Пелей сел прямо в своем кресле, мутными глазами глядя на царя Итаки.
— Что это значит? — прорычал он.
— Похоже, что я говорил на каком-то непонятном хеттском наречии? — нехотя поинтересовался царь Итаки.
Пелей злобно посмотрел на него.
— Ты мне никогда не нравился, Одиссей, — сказал он.
— Не удивительно. Тебе не нравятся люди, пережившие возраст полового созревания.
Пелей вскочил с кресла, пытаясь найти свой кинжал. Агамемнон быстро встал между ними.
— Достаточно, мой друг! — велел он, схватив Пелея за запястье. — Нет необходимости, чтобы мы нравились друг другу. У нас есть общий враг, на котором нужно сосредоточиться.
Он почувствовал, что Пелей расслабился и был благодарен за то, что ему помешали. Царь Микен повернулся к Одиссею.
— У тебя было ужасное настроение весь вечер. Пойдем со мной в сад. Воздух освежит тебя.

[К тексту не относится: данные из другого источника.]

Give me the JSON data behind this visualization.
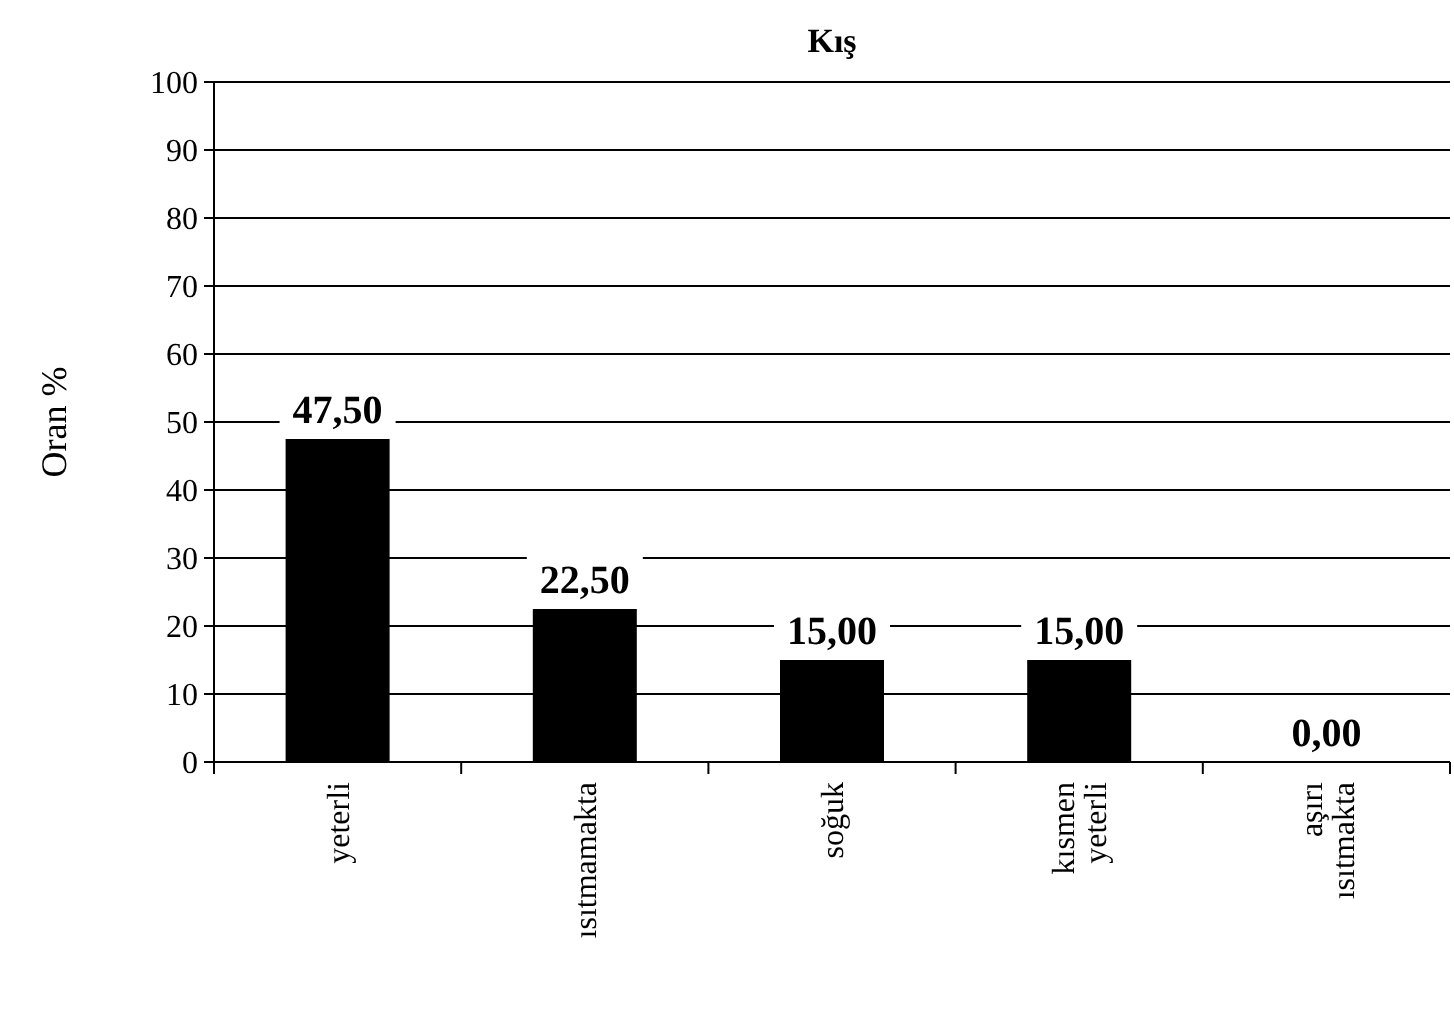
{
  "chart_data": {
    "type": "bar",
    "title": "Kış",
    "ylabel": "Oran %",
    "categories": [
      "yeterli",
      "ısıtmamakta",
      "soğuk",
      "kısmen yeterli",
      "aşırı ısıtmakta"
    ],
    "values": [
      47.5,
      22.5,
      15,
      15,
      0
    ],
    "value_labels": [
      "47,50",
      "22,50",
      "15,00",
      "15,00",
      "0,00"
    ],
    "color": "#000000",
    "ylim": [
      0,
      100
    ],
    "yticks": [
      0,
      10,
      20,
      30,
      40,
      50,
      60,
      70,
      80,
      90,
      100
    ],
    "grid": "y"
  }
}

С этими словами Агамемнон распахнул дверь и вышел в прохладу вечера. Царь Итаки последовал за ним. Охранники шли на достаточном расстоянии, чтобы не слышать их разговор.
— Ты все еще рассержен, Одиссей? — спросил царь Микен.
— Чувства — это сложно. Я ненавижу Пелея. Мне нравятся Гектор и Геликаон. Но теперь Пелей — мой союзник, а двое моих друзей — мои враги. Конечно, я рассержен. Но мой курс определен, а парус распущен. Меня объявили врагом Трои, и теперь они узнают, что это значит.
Агамемнон кивнул.
— Ты говоришь о Геликаоне. Сегодня мои люди убьют его.
Это было ложью, но царю Микен нужно было увидеть реакцию Одиссея.
Царь Итаки засмеялся.
— Я думаю, ты попытаешься это сделать в свое время, — сказал он. — Это разумный план. Геликаон — прекрасный боец, хороший полководец и превосходный моряк. Но это случится не сегодня.
— Не сегодня? Почему?
— По двум причинам. Во-первых, ты не уверен во мне, Агамемнон. Я мог бы уйти отсюда и предупредить мальчика. Это означало бы, что твоих людей захватят в плен, и они выдадут тебя. Или, если у них все получится, я мог бы отправиться к Приаму и сообщить о твоем заговоре, и тебя привлекли бы к суду за то, что ты нарушил перемирие. Благодарность Приама могла быть такой большой, что он бы забыл о своей вражде и снова объявил бы меня своим другом.
Агамемнон кивнул.
— У тебя острый ум, Одиссей.
— Да, это правда, — он посмотрел на царя Микен и вздохнул. — Я бы посоветовал тебе отбросить в сторону беспокойство относительно меня, но это не в твоем характере. Поэтому я буду продолжать говорить искренне, пока ты не поймешь, что союз со мной надежен. Я надеюсь, что Геликаон выживет. Но, чтобы мы преуспели в этом предприятии, Дардания должна быть в смятении. Только тогда твои войска смогут пересечь Геллеспонт со стороны Фракии и вторгнуться на север Троянских земель.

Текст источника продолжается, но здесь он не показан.